3. Medium- and long-term signals: tissue studies and syndrome-linked reports claim persistence
A smaller body of work—postmortem tissue analyses and observational studies of people with prolonged symptoms—reports spike protein or mRNA persisting for months, up to at least 17 months in some tissue samples, and over 700 days in a minority of patients with post-vaccination syndromes. Postmortem axillary node studies found vaccine mRNA within 30 days but not in many visceral organs; separate cerebral artery analyses detected spike protein up to 17 months after mRNA vaccination in a subset of hemorrhagic stroke cases, and a 2025 Yale cohort reported detectable spike protein in some individuals more than 700 days after vaccination [2] [4] [3]. These studies use different assays and sample types—tissue immunohistochemistry or PCR vs. plasma antigen assays—and focus on specific patient groups, often with underlying pathology, which limits generalization to the broader vaccinated population.
4. Competing interpretations: causation, sampling, assay limits, and selection bias
Conflicting interpretations arise from methodological differences: assay sensitivity/specificity, whether measurement detects intact, functional spike versus fragments, and selection of patients with tissue injury or prolonged symptoms influence findings.
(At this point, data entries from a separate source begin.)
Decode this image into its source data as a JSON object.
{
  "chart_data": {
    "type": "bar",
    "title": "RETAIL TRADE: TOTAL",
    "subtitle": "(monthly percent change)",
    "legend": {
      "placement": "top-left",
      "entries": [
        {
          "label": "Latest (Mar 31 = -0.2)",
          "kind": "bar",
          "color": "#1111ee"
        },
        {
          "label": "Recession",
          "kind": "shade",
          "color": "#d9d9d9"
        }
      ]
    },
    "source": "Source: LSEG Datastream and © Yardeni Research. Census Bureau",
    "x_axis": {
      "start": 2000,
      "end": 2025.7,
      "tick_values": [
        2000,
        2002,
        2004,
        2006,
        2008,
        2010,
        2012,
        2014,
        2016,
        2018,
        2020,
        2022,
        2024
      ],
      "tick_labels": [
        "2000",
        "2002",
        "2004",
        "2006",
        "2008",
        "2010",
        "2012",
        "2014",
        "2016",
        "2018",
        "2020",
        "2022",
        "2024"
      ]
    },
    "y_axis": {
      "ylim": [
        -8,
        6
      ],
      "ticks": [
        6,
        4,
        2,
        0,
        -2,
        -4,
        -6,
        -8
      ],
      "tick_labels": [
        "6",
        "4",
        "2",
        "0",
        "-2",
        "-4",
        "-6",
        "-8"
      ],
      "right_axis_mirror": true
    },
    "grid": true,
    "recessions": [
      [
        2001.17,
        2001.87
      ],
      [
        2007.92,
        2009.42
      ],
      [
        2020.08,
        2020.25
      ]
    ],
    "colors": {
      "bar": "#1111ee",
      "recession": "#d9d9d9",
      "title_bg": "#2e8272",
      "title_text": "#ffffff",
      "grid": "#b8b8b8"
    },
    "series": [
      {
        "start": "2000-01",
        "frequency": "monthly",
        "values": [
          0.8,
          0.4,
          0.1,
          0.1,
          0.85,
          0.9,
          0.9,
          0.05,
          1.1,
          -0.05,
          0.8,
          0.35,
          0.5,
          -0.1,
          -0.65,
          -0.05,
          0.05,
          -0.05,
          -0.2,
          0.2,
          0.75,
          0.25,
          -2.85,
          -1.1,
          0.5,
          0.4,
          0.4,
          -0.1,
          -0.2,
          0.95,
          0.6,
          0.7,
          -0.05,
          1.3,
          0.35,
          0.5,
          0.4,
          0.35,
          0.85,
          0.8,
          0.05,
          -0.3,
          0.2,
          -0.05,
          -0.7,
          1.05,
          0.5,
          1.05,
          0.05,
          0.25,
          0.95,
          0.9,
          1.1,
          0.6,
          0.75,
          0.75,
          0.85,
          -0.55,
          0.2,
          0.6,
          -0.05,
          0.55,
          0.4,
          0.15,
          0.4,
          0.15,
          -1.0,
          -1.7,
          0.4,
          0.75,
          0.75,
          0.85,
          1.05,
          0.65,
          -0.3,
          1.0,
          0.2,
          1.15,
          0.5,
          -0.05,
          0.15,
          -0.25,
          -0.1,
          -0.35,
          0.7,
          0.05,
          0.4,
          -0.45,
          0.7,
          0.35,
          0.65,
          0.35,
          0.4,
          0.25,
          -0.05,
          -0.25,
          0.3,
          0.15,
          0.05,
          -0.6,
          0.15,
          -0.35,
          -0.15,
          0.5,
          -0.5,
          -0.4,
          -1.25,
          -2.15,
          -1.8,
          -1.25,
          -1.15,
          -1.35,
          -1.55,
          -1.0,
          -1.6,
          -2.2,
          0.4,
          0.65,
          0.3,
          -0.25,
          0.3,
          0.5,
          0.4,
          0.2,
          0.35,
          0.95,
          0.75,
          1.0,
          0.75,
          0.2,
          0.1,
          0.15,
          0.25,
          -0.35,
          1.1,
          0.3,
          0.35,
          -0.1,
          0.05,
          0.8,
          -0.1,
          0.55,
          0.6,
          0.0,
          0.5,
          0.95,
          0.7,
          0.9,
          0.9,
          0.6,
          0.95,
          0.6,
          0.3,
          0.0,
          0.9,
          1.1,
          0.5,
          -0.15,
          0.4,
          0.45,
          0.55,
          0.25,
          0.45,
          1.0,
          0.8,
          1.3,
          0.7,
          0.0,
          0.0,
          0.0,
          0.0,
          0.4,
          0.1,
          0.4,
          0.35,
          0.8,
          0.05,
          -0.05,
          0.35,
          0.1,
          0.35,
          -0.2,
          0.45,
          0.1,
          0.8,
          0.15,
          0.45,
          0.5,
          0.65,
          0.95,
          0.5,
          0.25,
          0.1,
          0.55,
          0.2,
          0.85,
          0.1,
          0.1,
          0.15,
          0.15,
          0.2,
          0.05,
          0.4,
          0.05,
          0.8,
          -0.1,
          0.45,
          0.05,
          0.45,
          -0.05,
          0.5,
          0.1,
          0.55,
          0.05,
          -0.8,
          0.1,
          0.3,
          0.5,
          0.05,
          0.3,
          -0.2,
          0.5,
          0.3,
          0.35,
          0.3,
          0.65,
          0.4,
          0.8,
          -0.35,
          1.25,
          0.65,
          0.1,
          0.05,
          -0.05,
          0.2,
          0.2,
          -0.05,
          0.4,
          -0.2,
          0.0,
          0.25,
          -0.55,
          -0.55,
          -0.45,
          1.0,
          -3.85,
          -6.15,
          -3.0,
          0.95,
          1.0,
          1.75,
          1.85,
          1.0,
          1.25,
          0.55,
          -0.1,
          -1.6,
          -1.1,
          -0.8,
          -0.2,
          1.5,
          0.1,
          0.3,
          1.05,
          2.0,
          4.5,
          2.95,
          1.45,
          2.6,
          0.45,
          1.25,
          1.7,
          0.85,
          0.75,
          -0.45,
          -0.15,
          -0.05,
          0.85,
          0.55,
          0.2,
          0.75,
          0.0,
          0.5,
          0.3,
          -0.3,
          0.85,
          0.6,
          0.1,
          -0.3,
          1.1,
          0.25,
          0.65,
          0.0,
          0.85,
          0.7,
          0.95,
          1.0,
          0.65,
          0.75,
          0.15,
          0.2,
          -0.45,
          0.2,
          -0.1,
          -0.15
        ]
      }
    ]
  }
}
Some tissue detections correlate with healing injury, suggesting local uptake at damage sites rather than vaccine-driven pathology; others observe unbound full-length spike in myocarditis patients but not in asymptomatic controls, implying a possible mechanistic link in rare adverse events [2] [5]. Small sample sizes, convenience sampling (postmortem cases, stroke or myocarditis patients), and absence of longitudinal population-level surveillance mean that reports of long persistence should not be interpreted as proof of widespread, long-term circulating spike after vaccination [2] [4] [5].
5. Bottom line, uncertainty, and research priorities for public health decisions
The evidence establishes that spike protein is transiently detectable in most vaccine recipients early after mRNA-1273 vaccination and that rare, selectively sampled cases show prolonged tissue or plasma detection. There is no consensus that long-term persistence is common, nor definitive proof that detected long-term protein causes adverse outcomes; however, the findings identify clear priorities: standardized assays cross-validating plasma versus tissue detection, larger longitudinal cohorts including asymptomatic controls, and mechanistic studies linking persistence to clinical effects. Policy and clinical evaluation should balance the large body of safety data showing benefit with targeted investigation into the minority of cases where prolonged detection is reported [1] [3] [4].